Revenue grew marginally to 10.1 billion ringgit in the quarter, the first of the company’s fiscal year. The group, which has operations in 25 countries, noted that the improved earnings did not come easily.
“The results are a reflection of the operating environment today, which is uncertain on many fronts,” Mohd Bakke Salleh, Sime Darby’s president and group chief executive, said in a press release. “Politically and economically, we are experiencing uncertainties and ambiguity in just about every sector.”
Revenue at its plantation division dropped 10% to 273 million ringgit, hit by lower palm yields due to the impact of El Nino weather conditions. Even so, this was offset by an exchange gain of 45 million ringgit and the sale of oleochemical assets for 21 million ringgit.
The industrial division, which sells heavy machinery used in mining operations, posted revenue of 51 million ringgit, down from 63 million ringgit for the same period last year.

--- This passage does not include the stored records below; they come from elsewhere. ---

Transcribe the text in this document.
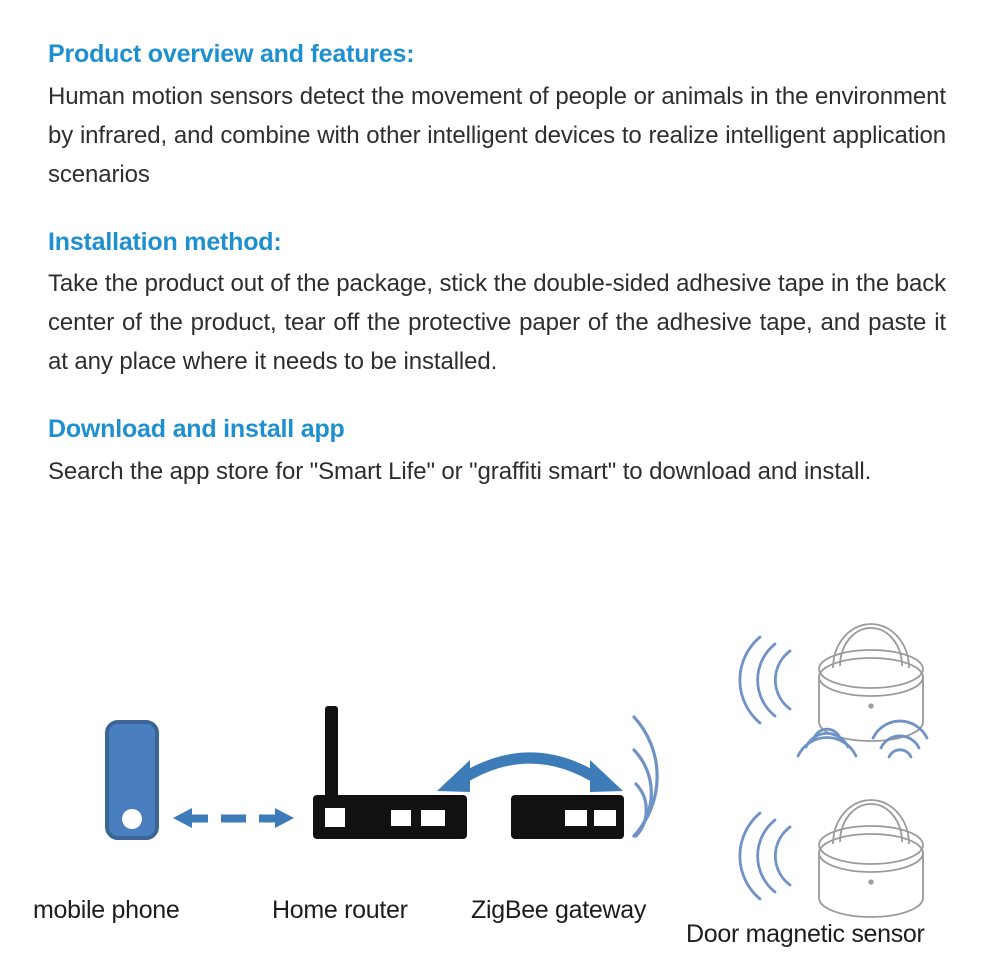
Product overview and features:

Human motion sensors detect the movement of people or animals in the environment by infrared, and combine with other intelligent devices to realize intelligent application scenarios

Installation method:

Take the product out of the package, stick the double-sided adhesive tape in the back center of the product, tear off the protective paper of the adhesive tape, and paste it at any place where it needs to be installed.

Download and install app

Search the app store for "Smart Life" or "graffiti smart" to download and install.

mobile phone	Home router	ZigBee gateway
Door magnetic sensor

The decline was pinned on weakening markets in Malaysia, Singapore and China.
Increased luxury vehicle sales in China, Hong Kong, Singapore and Vietnam pushed the motors division’s revenue up by 53%. The property segment also performed 69% better, thanks to asset disposals in Singapore and Malaysia.
Though average crude palm oil prices recovered to 2,592 ringgit per metric ton during the quarter, from 2,088 ringgit in the previous term, the group said market volatility will remain a challenge.
Sime Darby’s shares inched up 0.75% to 8.1 ringgit, while the benchmark FTSE Bursa Malaysia KLCI rose 0.19% to 1,627.26 on Friday.